We don’t arrive. We become.

“You may not always have a comfortable life and you will not always be able to solve all of the world’s problems at once. But don’t ever underestimate the importance you can have, because history has shown us that courage can be contagious and hope can take on a life of its own.”

Michelle Obama

As children, we are all asked at some point what we’d like to be when we grow up. The answers come back, clean and categorical – teacher, astronaut, athlete, police officer. We expect, as kids and then as young adults, that we will become someone all at once, stepping off at our destinies like a train stop at the end of a line. To kids, growing up sounds like less of a journey and more like an arrival. In reality, though, while we cross finish lines and tick off milestones here and there, no one simply arrives. We are all, if we choose to learn and strive as long as we live, infinitely evolving, constantly becoming truer versions of ourselves.

From the moment my diploma was handed over to me in its smooth red case, the struggle to “become” began. I entered college as an undecided major and now move through post-grad life very much the same way. Everything sounds good to me, so commitment to just one future feels paralyzing. I began my own patchwork sort of self-education, knitting together podcasts, articles and coffee shop meetings in the mornings and evenings. I know nothing about which train stop I might get off at one day; only how I want to feel – useful, knowledgeable and dialed in to a role that makes a big difference in the lives of others.

I got to know Michelle Obama in a coffee shop between the pages of her memoir, Becoming. She addressed the swirling anxieties of twenty-somethings, of her search to take care of her own needs but not without passionately serving the needs of others. “One way or another,” she wrote earnestly, “I figured I’d work myself toward some version of feeling whole. There were days when all I wanted was to feel complete. I wanted to grab every last thing I loved and stake it ruthlessly to the ground.” Her words seemed stolen straight from the pages of my own journal. Michelle had my attention.

Energized by her story, I sought to learn more about how and with whom I might continue the work of becoming. A community conversation for Michelle’s book at the art museum brought just that chance. Standing at the front of the room was Justice Yvette McGee Brown, the first African American female justice on the Ohio Supreme Court. After speaking to the crowd with an intimate, bright wisdom that had the whole room hanging on her every word, she headed for my table for the breakout discussion. I sat straight up in my chair, quietly thrilled to have her up close and personal. Here was our own Michelle, a game-changing woman who had so gracefully blazed her own trail.

What followed was the sort of inter-generational exchange that I believe older and younger folks alike crave. Yvette, a trio of recently retired teachers, my friend Jimena and I sat around a table to reflect and connect over Michelle’s life and values. The older women, or as Yvette humorously put it, the ones in their “fourth quarter,” told Jimena and I of all they’d seen change and transpire in their lifetimes.

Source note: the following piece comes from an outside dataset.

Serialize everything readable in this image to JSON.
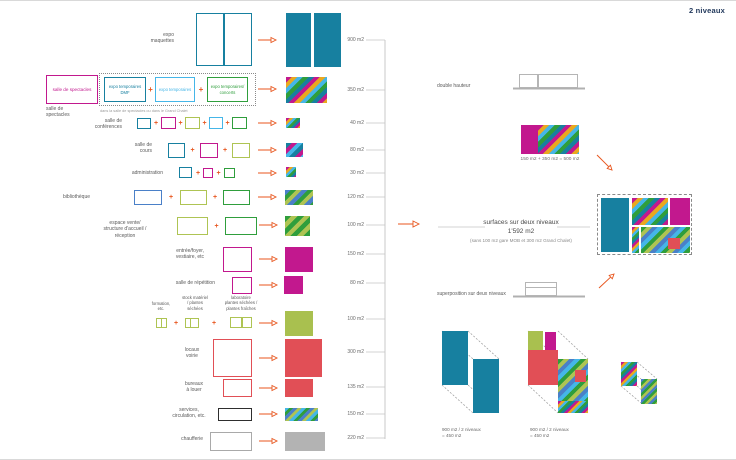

They shared their own messy, twisting paths, of all it took to build themselves into the wise, polished leaders we saw in front of us. They spoke of the complex fallout of de-segregation; of the struggling young students they wanted to take home and care for. Jimena and I shared our desire to respond to all the troubles we were so painfully aware of in the world, and the struggle to address them and give back while burdened with student loans. Fresh young energy and seasoned wisdom led to a give-and-take that flowed easily between us all.

There can be such highs and lows when you take the work of becoming into your own hands. There are painful questions and directionless steps, but there are random, beautiful opportunities and connections too. At our table, the teachers and Yvette beamed. The encouragement from these 4th-quarter souls to a couple of 1st-quarter ones, and the appreciation Jimena and I sent right back, was warm and palpable. “I think you two will be just fine,” Yvette said to us with a reassuring tone only a lifetime could give you. “You have so much time. And if you’re asking these questions now, of how you will make an impact, then I think you always will be.” I smiled gratefully, calm for once about all I hoped to see and do in this life. There was time and space, I could see, to become.